Imagine que sua mente é uma casa. Você mora nela desde que nasceu, mas raramente desce para arrumar o porão. Lá embaixo estão guardadas caixas empoeiradas com rótulos como “medo de fracassar”, “aquele comentário que ouvi aos sete anos” ou “não sou bom o bastante”. A gente passa a vida inteira tropeçando nessas caixas e culpando o chão torto, sem nunca acender a luz. Quando entendi essa analogia, decidi que era hora de abrir as janelas, arejar os cômodos e, principalmente, aprender a ser um bom síndico do meu próprio espaço interno. O Seu Mental nasceu dessa decisão: transformar o porão escuro em uma sala de estar iluminada, onde cada canto revela uma resposta em vez de um fantasma.
Antes que você me pergunte: não, eu não sou formado em Psicologia Clínica, e este site não substitui um terapeuta. A minha experiência vem de outro lugar, da vida como laboratório. Já senti o travamento de uma crise de ansiedade no meio de uma apresentação importante. Já me vi repetindo padrões de relacionamento que julgava ridículos nos outros, mas não conseguia enxergar em mim. Já li pilhas de livros, testei dezenas de técnicas e, mais do que tudo, passei a frequentar a varanda da minha mente com intenção genuína, e não apenas para pendurar roupas sujas. Com o tempo, percebi que as ferramentas da psicologia cotidiana, vieses cognitivos, inteligência emocional, atenção plena, não são fórmulas mágicas, mas sim óculos novos que corrigem um astigmatismo mental que a gente nem sabia que tinha.

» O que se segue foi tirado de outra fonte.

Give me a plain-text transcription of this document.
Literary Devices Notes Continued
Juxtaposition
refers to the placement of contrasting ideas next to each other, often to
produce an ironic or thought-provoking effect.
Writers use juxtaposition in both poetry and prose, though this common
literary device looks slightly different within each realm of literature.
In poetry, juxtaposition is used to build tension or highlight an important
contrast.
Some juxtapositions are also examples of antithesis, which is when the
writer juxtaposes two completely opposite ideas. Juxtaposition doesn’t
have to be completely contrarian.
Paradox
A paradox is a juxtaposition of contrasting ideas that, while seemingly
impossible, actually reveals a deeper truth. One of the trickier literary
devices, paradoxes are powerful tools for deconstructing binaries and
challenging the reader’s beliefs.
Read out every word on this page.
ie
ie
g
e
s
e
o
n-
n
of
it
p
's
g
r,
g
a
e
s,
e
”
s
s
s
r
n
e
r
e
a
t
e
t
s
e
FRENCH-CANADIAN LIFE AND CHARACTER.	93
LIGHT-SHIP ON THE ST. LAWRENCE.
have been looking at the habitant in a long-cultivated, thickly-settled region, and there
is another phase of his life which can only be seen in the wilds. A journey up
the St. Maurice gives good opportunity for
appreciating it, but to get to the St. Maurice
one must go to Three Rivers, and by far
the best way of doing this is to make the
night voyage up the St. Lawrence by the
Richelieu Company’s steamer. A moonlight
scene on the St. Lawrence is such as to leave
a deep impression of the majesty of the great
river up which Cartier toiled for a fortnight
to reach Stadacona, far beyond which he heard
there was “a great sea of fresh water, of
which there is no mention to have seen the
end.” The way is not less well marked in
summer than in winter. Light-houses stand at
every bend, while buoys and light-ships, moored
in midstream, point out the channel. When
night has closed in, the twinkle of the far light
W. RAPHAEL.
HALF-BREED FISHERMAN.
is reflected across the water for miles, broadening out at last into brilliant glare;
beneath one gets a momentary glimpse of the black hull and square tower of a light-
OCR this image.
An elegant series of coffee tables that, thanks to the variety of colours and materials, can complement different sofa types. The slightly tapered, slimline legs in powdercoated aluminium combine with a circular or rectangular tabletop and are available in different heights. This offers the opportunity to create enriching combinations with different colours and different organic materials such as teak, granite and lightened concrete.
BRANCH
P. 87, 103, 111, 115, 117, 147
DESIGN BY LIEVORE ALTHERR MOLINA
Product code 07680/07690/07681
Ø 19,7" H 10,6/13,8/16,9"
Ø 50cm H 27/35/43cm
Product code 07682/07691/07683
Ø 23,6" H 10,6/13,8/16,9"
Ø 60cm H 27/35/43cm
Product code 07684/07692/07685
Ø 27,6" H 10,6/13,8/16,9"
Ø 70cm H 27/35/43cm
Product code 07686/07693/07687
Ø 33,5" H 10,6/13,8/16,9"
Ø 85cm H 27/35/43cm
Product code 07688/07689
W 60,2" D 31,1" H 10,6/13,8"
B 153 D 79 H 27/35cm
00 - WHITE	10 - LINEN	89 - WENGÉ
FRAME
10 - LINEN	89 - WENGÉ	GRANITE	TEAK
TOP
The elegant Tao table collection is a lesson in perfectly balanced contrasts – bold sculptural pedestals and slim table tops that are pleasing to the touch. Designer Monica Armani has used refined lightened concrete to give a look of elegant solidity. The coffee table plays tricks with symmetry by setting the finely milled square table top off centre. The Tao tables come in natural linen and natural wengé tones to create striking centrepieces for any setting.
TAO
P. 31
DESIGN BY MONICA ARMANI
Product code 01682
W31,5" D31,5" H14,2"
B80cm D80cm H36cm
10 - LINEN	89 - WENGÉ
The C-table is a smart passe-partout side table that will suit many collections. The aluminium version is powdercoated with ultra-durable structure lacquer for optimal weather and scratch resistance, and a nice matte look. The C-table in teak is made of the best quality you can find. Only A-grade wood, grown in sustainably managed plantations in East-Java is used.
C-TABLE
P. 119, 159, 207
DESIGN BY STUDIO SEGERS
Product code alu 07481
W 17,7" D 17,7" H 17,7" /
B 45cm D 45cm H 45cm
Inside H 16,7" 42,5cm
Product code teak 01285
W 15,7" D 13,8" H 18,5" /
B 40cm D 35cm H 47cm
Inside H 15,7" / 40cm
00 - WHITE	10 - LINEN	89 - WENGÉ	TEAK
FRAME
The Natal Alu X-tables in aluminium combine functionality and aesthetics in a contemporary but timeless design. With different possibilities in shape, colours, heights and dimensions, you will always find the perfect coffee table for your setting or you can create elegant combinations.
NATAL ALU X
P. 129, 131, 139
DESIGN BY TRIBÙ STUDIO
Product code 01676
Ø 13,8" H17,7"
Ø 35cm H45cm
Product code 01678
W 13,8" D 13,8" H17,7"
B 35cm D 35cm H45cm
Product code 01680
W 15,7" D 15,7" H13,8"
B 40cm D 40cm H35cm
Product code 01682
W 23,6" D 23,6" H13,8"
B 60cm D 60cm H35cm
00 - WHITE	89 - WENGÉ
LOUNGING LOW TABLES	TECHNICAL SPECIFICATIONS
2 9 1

A gente fundou o Seu Mental com três valores que carregamos feito mantra. O primeiro é clareza sem jargão: psicologia não precisa ser um bicho de sete cabeças nem uma sessão de consultório. Dá para falar de comportamento, emoções e mente de forma simples, gostosa de ler, como um café quente numa manhã fria. O segundo é honestidade vulnerável: não estamos aqui para dar lição de moral, mas para compartilhar o que aprendemos errando, e como ainda erramos bonito, viu? O terceiro é utilidade real: cada artigo é pensado para você sair com uma semente prática na mão, não apenas com uma citação bonita para o Instagram.
Por que “Seu Mental”? Porque acreditamos que a saúde da mente é tão pessoal e intransferível quanto a sua digital. Não existe um “cérebro padrão” ou um “emocional de manual”. O que oferecemos são chaves, mas a fechadura é sua, e só a sua mão pode girá-la. O propósito desse espaço é ser aquele amigo que te lembra de respirar fundo antes de responder uma mensagem atravessada, que te mostra que o viés da negatividade está gritando mais alto que os fatos, ou que simplesmente te faz companhia quando a mente insiste em pregar peças. Crescemos com a certeza de que todo mundo merece se entender melhor — e que esse entendimento começa com uma conversa franca, sem máscaras.
O Seu Mental é, acima de tudo, um ponto de encontro. Um lugar onde a gente desacelera, observa os próprios pensamentos com curiosidade (e não com culpa) e descobre que as tempestades internas, quando nomeadas, perdem metade da força. Se você chegou até aqui, provavelmente também sente que está na hora de arrumar a casa. Pegue uma xícara do que quiser, tire os sapatos e fique à vontade. Vamos juntos nessa jornada para dentro. A mente pode ser um labirinto, mas ninguém precisa percorrê-lo sozinho.